Over the past few weeks, I have wished there was something more impactful than a journal, but I don’t know what that is. Journals and Facebook Memories have taught me that writing experiences down isn’t enough — just reading about my life doesn’t make it real and doesn’t bring those memories back, but I have to try. At the beginning of my most recent relationship, I wrote many love letters. He kept them all and when I first forgot our relationship, he asked that I read them because he thought it might help. I said no at the time because even then I knew it wouldn’t, but I did end up reading them. With every note, the reality set in deeper and deeper that the woman who wrote them no longer consciously exists. Whether looking at the love notes or reading old journals, it is the most indescribably unsettling thing knowing my hand wrote these words and I have no memory of them. I have no memory of the experiences, I have no memory of the feelings, I have no memory of the love, I have no memory of writing them — as real as they all are, they are fiction to me. What else am I not remembering?

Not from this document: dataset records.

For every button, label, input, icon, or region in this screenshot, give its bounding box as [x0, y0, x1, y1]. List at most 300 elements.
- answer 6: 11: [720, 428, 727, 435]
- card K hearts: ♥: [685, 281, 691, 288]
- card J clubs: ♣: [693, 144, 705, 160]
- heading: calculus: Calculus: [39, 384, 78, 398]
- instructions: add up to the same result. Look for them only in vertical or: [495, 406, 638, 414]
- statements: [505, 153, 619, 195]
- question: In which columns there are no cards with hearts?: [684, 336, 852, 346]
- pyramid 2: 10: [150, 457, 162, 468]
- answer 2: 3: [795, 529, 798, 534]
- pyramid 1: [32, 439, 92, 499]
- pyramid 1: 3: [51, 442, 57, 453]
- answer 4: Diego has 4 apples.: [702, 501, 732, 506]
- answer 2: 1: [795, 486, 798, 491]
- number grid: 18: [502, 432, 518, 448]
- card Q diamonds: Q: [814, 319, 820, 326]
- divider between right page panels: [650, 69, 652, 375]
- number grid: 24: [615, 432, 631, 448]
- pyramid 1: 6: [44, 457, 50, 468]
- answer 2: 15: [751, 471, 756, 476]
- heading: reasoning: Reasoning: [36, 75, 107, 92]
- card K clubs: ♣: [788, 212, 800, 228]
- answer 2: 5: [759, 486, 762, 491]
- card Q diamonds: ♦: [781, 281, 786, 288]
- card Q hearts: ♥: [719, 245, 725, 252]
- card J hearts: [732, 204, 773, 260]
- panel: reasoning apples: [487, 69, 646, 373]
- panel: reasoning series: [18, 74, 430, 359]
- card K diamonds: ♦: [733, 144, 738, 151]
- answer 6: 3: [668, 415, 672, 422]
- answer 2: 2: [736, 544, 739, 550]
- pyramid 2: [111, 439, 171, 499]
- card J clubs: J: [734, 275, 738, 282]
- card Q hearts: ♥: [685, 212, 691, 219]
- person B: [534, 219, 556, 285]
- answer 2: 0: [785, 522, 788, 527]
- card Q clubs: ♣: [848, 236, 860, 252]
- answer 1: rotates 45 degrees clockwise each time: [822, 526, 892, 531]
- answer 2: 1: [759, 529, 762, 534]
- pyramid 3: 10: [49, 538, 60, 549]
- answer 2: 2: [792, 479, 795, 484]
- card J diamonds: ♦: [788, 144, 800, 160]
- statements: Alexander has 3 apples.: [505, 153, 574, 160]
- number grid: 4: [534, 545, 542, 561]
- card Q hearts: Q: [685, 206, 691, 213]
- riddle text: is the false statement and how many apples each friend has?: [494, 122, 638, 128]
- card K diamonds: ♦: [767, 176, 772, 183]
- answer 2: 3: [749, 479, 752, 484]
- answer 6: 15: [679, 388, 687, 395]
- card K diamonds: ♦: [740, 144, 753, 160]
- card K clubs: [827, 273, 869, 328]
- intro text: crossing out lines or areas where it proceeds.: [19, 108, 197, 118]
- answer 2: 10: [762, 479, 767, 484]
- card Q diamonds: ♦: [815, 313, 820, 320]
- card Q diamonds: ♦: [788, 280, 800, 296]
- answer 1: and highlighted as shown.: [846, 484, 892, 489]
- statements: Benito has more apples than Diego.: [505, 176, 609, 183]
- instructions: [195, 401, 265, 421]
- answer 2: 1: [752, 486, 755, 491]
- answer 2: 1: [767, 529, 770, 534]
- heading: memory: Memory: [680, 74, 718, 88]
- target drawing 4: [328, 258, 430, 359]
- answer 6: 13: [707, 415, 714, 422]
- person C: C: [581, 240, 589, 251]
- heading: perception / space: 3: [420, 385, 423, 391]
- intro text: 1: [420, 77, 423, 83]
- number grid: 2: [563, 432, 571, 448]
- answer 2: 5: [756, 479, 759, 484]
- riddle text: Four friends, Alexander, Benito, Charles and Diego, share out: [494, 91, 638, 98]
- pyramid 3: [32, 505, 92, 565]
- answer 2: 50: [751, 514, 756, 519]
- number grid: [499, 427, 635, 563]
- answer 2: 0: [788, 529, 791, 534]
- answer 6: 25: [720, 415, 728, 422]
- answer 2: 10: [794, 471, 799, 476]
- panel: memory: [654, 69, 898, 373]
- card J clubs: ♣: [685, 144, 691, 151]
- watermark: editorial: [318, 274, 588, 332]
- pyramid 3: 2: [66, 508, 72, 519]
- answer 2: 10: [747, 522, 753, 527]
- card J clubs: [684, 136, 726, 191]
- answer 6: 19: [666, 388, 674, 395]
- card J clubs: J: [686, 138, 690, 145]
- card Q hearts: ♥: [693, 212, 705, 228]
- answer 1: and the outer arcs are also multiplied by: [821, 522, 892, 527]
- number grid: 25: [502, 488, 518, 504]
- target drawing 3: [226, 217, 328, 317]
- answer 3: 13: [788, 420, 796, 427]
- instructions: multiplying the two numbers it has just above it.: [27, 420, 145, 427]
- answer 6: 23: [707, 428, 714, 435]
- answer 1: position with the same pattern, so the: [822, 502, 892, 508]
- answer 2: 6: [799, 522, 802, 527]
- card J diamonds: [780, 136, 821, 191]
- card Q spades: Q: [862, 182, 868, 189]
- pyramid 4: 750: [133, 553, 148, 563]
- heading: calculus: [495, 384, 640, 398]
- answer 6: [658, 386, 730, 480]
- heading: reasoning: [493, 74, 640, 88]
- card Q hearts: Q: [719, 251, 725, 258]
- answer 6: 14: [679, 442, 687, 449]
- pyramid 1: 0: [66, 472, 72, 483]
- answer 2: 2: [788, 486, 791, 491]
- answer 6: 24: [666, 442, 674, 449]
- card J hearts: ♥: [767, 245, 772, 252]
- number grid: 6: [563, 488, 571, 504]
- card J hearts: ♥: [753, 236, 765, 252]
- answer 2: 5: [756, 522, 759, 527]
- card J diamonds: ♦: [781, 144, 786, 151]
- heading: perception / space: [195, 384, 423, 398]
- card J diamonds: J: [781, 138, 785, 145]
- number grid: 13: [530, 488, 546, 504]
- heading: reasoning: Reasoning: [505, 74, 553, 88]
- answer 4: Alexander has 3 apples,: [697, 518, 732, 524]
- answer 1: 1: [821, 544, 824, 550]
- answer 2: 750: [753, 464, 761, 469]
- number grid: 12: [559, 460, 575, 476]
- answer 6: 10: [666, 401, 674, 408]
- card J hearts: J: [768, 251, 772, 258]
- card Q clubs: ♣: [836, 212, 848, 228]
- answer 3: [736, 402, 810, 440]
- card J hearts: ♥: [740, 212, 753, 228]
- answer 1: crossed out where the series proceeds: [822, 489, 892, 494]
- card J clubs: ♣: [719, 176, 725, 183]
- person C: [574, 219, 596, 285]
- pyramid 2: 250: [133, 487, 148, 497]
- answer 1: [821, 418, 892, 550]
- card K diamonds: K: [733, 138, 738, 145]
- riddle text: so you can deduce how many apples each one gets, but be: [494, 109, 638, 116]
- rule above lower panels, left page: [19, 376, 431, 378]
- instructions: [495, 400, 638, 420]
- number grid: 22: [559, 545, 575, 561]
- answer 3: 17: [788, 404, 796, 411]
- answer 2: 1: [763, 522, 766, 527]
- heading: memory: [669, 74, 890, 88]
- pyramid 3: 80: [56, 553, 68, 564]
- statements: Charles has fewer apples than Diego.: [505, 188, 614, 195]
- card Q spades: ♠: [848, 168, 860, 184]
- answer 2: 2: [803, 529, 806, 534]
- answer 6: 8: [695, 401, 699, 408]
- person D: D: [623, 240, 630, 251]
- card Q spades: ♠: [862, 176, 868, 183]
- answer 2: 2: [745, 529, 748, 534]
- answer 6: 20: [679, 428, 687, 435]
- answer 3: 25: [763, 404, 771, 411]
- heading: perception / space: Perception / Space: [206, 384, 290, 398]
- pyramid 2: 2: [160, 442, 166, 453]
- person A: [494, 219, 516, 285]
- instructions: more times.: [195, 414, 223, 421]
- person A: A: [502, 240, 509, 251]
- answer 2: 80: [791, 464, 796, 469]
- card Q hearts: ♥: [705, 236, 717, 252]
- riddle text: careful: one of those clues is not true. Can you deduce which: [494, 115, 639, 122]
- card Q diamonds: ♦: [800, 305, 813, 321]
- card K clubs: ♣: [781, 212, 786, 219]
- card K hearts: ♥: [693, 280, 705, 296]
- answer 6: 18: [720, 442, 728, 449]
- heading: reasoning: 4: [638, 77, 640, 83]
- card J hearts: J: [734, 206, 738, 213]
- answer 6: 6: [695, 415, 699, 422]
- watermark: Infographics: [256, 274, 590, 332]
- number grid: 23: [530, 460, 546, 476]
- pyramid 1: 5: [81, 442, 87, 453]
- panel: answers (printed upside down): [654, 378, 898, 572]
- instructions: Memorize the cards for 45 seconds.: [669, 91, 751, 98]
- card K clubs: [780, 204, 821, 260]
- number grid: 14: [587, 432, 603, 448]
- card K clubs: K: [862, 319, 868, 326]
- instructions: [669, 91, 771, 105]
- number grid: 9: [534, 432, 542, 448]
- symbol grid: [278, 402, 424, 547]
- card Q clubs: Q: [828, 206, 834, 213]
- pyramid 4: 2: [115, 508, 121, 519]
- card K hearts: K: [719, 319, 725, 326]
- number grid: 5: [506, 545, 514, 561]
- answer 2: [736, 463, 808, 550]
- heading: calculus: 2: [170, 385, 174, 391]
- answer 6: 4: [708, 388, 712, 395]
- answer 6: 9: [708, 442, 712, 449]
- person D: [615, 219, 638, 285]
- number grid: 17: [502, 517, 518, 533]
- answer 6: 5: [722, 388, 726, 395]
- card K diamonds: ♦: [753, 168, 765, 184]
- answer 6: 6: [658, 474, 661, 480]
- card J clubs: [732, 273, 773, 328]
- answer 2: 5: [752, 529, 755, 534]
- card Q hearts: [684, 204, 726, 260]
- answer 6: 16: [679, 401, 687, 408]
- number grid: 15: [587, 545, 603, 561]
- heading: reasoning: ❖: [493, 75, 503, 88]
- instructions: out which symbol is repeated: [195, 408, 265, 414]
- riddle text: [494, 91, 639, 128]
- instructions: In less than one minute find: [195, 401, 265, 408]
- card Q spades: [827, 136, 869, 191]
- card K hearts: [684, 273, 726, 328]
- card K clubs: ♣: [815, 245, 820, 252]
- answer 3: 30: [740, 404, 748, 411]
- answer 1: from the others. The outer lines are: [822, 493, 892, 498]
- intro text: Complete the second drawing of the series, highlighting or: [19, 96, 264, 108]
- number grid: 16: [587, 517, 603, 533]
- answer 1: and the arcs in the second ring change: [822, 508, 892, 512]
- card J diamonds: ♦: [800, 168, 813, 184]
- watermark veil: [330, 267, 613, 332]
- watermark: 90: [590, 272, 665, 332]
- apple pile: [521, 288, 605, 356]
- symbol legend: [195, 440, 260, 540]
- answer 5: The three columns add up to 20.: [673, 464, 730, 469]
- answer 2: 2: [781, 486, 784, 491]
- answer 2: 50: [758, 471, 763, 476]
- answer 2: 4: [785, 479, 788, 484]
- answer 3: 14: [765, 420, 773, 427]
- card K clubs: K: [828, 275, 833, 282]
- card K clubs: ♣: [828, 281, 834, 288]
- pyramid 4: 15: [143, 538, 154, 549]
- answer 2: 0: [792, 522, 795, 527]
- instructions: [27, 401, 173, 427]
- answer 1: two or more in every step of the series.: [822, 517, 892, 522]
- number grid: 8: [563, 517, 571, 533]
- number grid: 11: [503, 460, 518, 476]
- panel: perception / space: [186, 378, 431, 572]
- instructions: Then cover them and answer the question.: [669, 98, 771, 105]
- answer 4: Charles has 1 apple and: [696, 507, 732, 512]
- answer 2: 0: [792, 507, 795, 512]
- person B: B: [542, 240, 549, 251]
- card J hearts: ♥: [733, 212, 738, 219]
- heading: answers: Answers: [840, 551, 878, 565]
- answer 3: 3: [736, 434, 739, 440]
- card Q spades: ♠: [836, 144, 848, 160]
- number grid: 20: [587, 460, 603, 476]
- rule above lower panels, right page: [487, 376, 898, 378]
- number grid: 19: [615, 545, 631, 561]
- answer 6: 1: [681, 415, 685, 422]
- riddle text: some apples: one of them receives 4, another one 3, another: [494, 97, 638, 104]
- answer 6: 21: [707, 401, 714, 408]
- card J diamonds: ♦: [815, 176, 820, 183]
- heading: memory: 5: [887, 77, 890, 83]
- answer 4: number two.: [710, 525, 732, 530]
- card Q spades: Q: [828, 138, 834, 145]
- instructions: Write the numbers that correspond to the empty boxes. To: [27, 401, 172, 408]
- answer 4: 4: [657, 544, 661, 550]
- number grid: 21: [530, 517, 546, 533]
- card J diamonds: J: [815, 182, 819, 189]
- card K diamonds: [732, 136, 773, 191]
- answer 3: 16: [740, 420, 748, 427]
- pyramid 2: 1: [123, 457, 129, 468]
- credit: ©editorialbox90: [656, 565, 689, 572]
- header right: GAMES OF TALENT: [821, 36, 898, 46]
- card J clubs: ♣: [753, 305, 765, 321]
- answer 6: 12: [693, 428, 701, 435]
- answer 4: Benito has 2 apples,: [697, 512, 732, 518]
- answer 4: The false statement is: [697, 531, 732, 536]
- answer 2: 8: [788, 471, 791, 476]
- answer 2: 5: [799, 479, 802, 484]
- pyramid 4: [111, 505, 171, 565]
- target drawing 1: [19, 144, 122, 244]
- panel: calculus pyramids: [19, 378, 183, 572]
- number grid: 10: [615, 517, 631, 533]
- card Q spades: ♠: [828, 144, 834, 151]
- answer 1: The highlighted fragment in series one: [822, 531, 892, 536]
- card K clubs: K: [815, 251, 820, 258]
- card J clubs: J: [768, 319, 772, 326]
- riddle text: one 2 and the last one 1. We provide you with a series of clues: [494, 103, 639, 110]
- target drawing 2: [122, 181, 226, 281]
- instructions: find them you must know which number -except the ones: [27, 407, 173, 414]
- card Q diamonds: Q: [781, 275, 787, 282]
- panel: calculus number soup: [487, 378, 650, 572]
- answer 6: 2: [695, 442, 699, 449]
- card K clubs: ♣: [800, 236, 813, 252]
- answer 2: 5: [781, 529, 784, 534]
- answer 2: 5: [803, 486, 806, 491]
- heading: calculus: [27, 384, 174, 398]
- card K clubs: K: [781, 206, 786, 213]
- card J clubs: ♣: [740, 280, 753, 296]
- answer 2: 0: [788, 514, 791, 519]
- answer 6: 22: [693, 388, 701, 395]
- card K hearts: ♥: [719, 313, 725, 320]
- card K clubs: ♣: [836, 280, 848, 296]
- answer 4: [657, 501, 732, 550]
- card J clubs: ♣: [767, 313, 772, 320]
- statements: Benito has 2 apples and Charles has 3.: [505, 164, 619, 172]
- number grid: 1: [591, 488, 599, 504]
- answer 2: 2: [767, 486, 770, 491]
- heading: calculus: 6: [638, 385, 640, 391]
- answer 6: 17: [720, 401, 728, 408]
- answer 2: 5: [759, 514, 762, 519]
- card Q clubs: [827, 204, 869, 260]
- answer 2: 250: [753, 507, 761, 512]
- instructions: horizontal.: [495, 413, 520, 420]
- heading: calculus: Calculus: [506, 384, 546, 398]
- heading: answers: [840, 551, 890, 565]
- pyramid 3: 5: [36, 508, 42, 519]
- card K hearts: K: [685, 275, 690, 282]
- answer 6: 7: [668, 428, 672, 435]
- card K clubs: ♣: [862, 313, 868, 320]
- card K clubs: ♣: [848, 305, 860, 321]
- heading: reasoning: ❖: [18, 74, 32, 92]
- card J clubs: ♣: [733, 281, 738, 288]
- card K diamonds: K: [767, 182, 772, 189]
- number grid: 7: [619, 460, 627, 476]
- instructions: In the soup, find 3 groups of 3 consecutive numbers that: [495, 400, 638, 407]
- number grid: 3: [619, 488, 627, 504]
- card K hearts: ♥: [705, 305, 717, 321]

I have cried for the woman who may wake up one day to find that her fiancé of five years isn’t there next to her simply because I wasn’t in love with him. I have cried for every version of myself that has come and gone, and in every instance I have cried for myself. At the end of every day and the start of every morning, I am left with the question that I want so badly to ask and am more terrified than ever to know the answer to: if my mind can do this — if it can separate to survive, shelter me from my past, enable me to move forward, empower me to protect others, if it can forget the love of my life — what else am I not remembering?